Poco a poco empezó a tener fama de rarito en el convento. Igual un día se lo encontraban cantándole a un jaramago, que acariciando una piedra. Tratando de evitar su completa enajenación, le permitieron tener de compañero un perro callejero que pronto se convirtió en su mejor amigo y confidente. El Padre Pulgas de las Cinco Llagas (así lo llamaban con guasa por aquellos claustros) no se separaba de fray Rodrigo y como premio obtuvo del fraile una densa formación en la doctrina de la Santa Madre Iglesia.

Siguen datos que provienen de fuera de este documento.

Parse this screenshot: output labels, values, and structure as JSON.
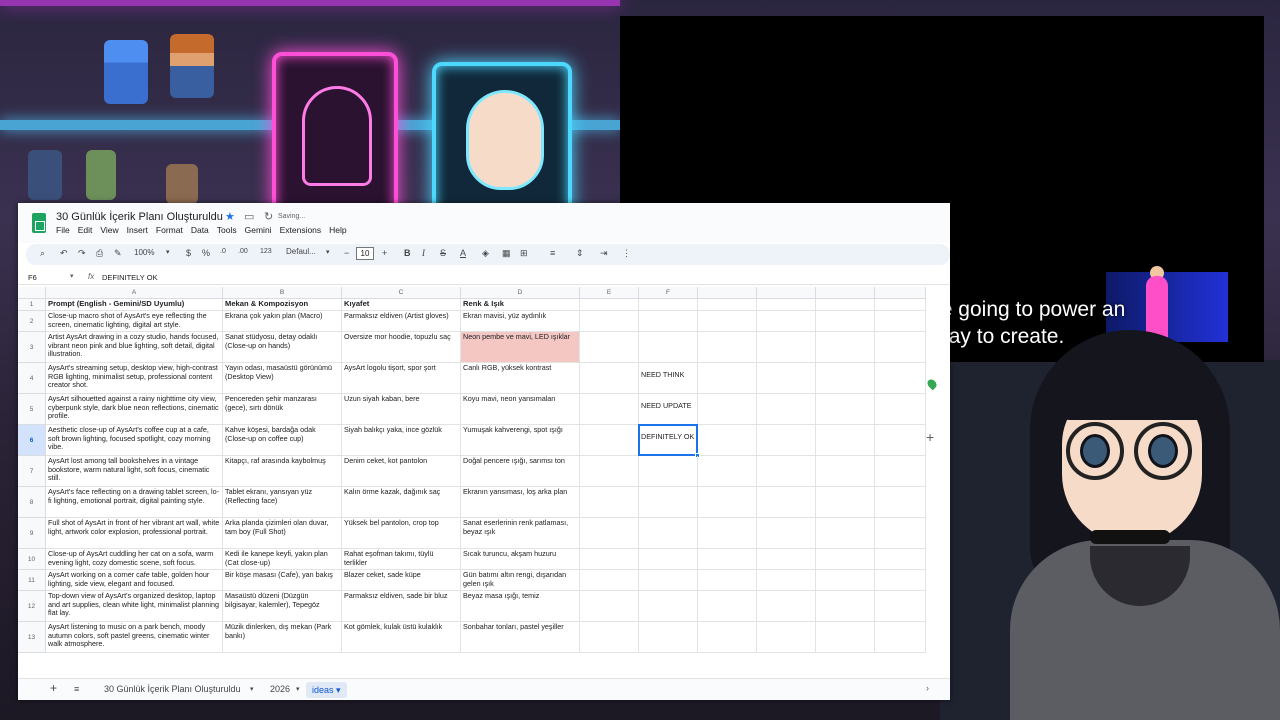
{
  "video": {
    "caption_line1": "But tomorrow, they're going to power an",
    "caption_line2": "entirely new way to create."
  },
  "sheets": {
    "title": "30 Günlük İçerik Planı Oluşturuldu",
    "status": "Saving...",
    "menu": [
      "File",
      "Edit",
      "View",
      "Insert",
      "Format",
      "Data",
      "Tools",
      "Gemini",
      "Extensions",
      "Help"
    ],
    "toolbar": {
      "zoom": "100%",
      "currency": "$",
      "percent": "%",
      "dec_decrease": ".0",
      "dec_increase": ".00",
      "number_format": "123",
      "font": "Defaul...",
      "font_size": "10"
    },
    "namebox": "F6",
    "formula": "DEFINITELY OK",
    "columns": [
      "A",
      "B",
      "C",
      "D",
      "E",
      "F"
    ],
    "rows": [
      {
        "num": "1",
        "a": "Prompt (English - Gemini/SD Uyumlu)",
        "b": "Mekan & Kompozisyon",
        "c": "Kıyafet",
        "d": "Renk & Işık",
        "f": ""
      },
      {
        "num": "2",
        "a": "Close-up macro shot of AysArt's eye reflecting the screen, cinematic lighting, digital art style.",
        "b": "Ekrana çok yakın plan (Macro)",
        "c": "Parmaksız eldiven (Artist gloves)",
        "d": "Ekran mavisi, yüz aydınlık",
        "f": ""
      },
      {
        "num": "3",
        "a": "Artist AysArt drawing in a cozy studio, hands focused, vibrant neon pink and blue lighting, soft detail, digital illustration.",
        "b": "Sanat stüdyosu, detay odaklı (Close-up on hands)",
        "c": "Oversize mor hoodie, topuzlu saç",
        "d": "Neon pembe ve mavi, LED ışıklar",
        "f": ""
      },
      {
        "num": "4",
        "a": "AysArt's streaming setup, desktop view, high-contrast RGB lighting, minimalist setup, professional content creator shot.",
        "b": "Yayın odası, masaüstü görünümü (Desktop View)",
        "c": "AysArt logolu tişort, spor şort",
        "d": "Canlı RGB, yüksek kontrast",
        "f": "NEED THINK"
      },
      {
        "num": "5",
        "a": "AysArt silhouetted against a rainy nighttime city view, cyberpunk style, dark blue neon reflections, cinematic profile.",
        "b": "Pencereden şehir manzarası (gece), sırtı dönük",
        "c": "Uzun siyah kaban, bere",
        "d": "Koyu mavi, neon yansımaları",
        "f": "NEED UPDATE"
      },
      {
        "num": "6",
        "a": "Aesthetic close-up of AysArt's coffee cup at a cafe, soft brown lighting, focused spotlight, cozy morning vibe.",
        "b": "Kahve köşesi, bardağa odak (Close-up on coffee cup)",
        "c": "Siyah balıkçı yaka, ince gözlük",
        "d": "Yumuşak kahverengi, spot ışığı",
        "f": "DEFINITELY OK"
      },
      {
        "num": "7",
        "a": "AysArt lost among tall bookshelves in a vintage bookstore, warm natural light, soft focus, cinematic still.",
        "b": "Kitapçı, raf arasında kaybolmuş",
        "c": "Denim ceket, kot pantolon",
        "d": "Doğal pencere ışığı, sarımsı ton",
        "f": ""
      },
      {
        "num": "8",
        "a": "AysArt's face reflecting on a drawing tablet screen, lo-fi lighting, emotional portrait, digital painting style.",
        "b": "Tablet ekranı, yansıyan yüz (Reflecting face)",
        "c": "Kalın örme kazak, dağınık saç",
        "d": "Ekranın yansıması, loş arka plan",
        "f": ""
      },
      {
        "num": "9",
        "a": "Full shot of AysArt in front of her vibrant art wall, white light, artwork color explosion, professional portrait.",
        "b": "Arka planda çizimleri olan duvar, tam boy (Full Shot)",
        "c": "Yüksek bel pantolon, crop top",
        "d": "Sanat eserlerinin renk patlaması, beyaz ışık",
        "f": ""
      },
      {
        "num": "10",
        "a": "Close-up of AysArt cuddling her cat on a sofa, warm evening light, cozy domestic scene, soft focus.",
        "b": "Kedi ile kanepe keyfi, yakın plan (Cat close-up)",
        "c": "Rahat eşofman takımı, tüylü terlikler",
        "d": "Sıcak turuncu, akşam huzuru",
        "f": ""
      },
      {
        "num": "11",
        "a": "AysArt working on a corner cafe table, golden hour lighting, side view, elegant and focused.",
        "b": "Bir köşe masası (Cafe), yan bakış",
        "c": "Blazer ceket, sade küpe",
        "d": "Gün batımı altın rengi, dışarıdan gelen ışık",
        "f": ""
      },
      {
        "num": "12",
        "a": "Top-down view of AysArt's organized desktop, laptop and art supplies, clean white light, minimalist planning flat lay.",
        "b": "Masaüstü düzeni (Düzgün bilgisayar, kalemler), Tepegöz",
        "c": "Parmaksız eldiven, sade bir bluz",
        "d": "Beyaz masa ışığı, temiz",
        "f": ""
      },
      {
        "num": "13",
        "a": "AysArt listening to music on a park bench, moody autumn colors, soft pastel greens, cinematic winter walk atmosphere.",
        "b": "Müzik dinlerken, dış mekan (Park bankı)",
        "c": "Kot gömlek, kulak üstü kulaklık",
        "d": "Sonbahar tonları, pastel yeşiller",
        "f": ""
      }
    ],
    "tabs": {
      "tab1": "30 Günlük İçerik Planı Oluşturuldu",
      "tab2": "2026",
      "tab3": "ideas"
    },
    "colors": {
      "brand": "#1ea362",
      "highlight": "#f4c7c3",
      "selection": "#1a73e8"
    }
  }
}
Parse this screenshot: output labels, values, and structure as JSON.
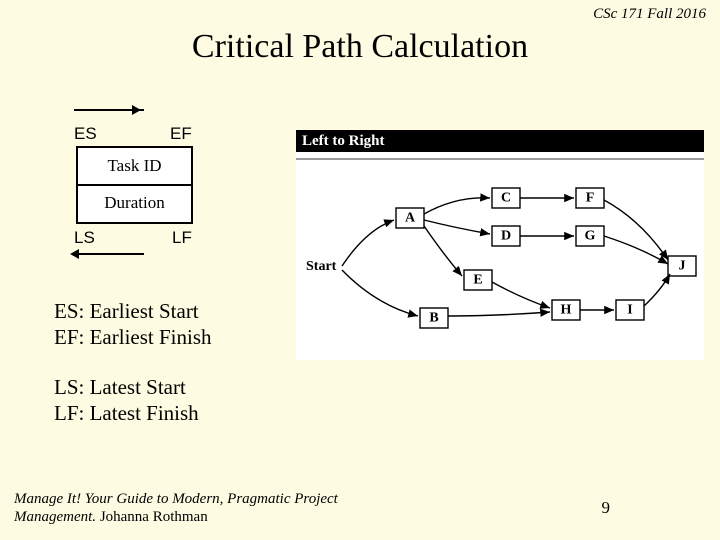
{
  "header": "CSc 171 Fall 2016",
  "title": "Critical Path Calculation",
  "taskbox": {
    "es": "ES",
    "ef": "EF",
    "ls": "LS",
    "lf": "LF",
    "id": "Task ID",
    "dur": "Duration"
  },
  "diagram": {
    "banner": "Left to Right",
    "start": "Start",
    "nodes": [
      "A",
      "B",
      "C",
      "D",
      "E",
      "F",
      "G",
      "H",
      "I",
      "J"
    ]
  },
  "defs": {
    "es": "ES: Earliest Start",
    "ef": "EF: Earliest Finish",
    "ls": "LS: Latest Start",
    "lf": "LF: Latest Finish"
  },
  "footer": {
    "book": "Manage It! Your Guide to Modern, Pragmatic Project Management.",
    "author": " Johanna Rothman",
    "page": "9"
  }
}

Era de admirar cómo el animalito asistía atento a interminables explicaciones sobre la Santísima Trinidad, la Inmaculada Concepción o la transmigración de las almas. Ni guau decía el pobre.
La extraña relación acabó por convertirse en algo normal entre los muros del cenobio, así como las extravagancias de Rodrigo, que fueron aceptadas por la comunidad como una peculiaridad inofensiva, hasta que un día...
8 de diciembre de 1658. Con motivo de la festividad de la Purísima, el ministro provincial de los franciscanos visitó Jerez para asistir a una misa solemne a la que estaba convocado lo más granado de la sociedad local. El padre León (tal era el nombre del ministro) tenía un carácter agrio y era famoso por sus ataques de ira, así que los frailes estaban advertidos para que todo saliese a la perfección.
Pero justo antes de la comunión fray Rodrigo se ausentó del coro y, para espanto de sus hermanos, regresó con el perro vestido con el hábito de la Orden y lo acercó a pedir la primera comunión. El escándalo fue de los mayores que se recuerdan en aquel siglo. Ni los ruegos de los monjes, ni varias cartas de súplica del corregidor consiguieron evitar que el bizarro místico fuese procesado por la Santa Inquisición. Pese a que le aplicaron riguroso tormento, no reconoció los errores contra la Fe de que lo acusaban, así que fue condenado a morir en la hoguera por hereje.
Tal y como refiere el padre Rallón, el 6 de agosto de 1660 (justo el día que cumplió 25 años) fue ejecutado en la plaza del Arenal. Hasta el último momento intentaron que se arrepintiese, pero no lo lograron. Murió gritando al hermano fuego que no había nada más hermoso en el mundo que sentir su abrazo.
Jerez lloró por él, creyéndolo un loco, y el apenado Padre Pulgas jamás se marchó de la plaza del Arenal, llegando a convertirse en un personaje muy popular entre los jerezanos.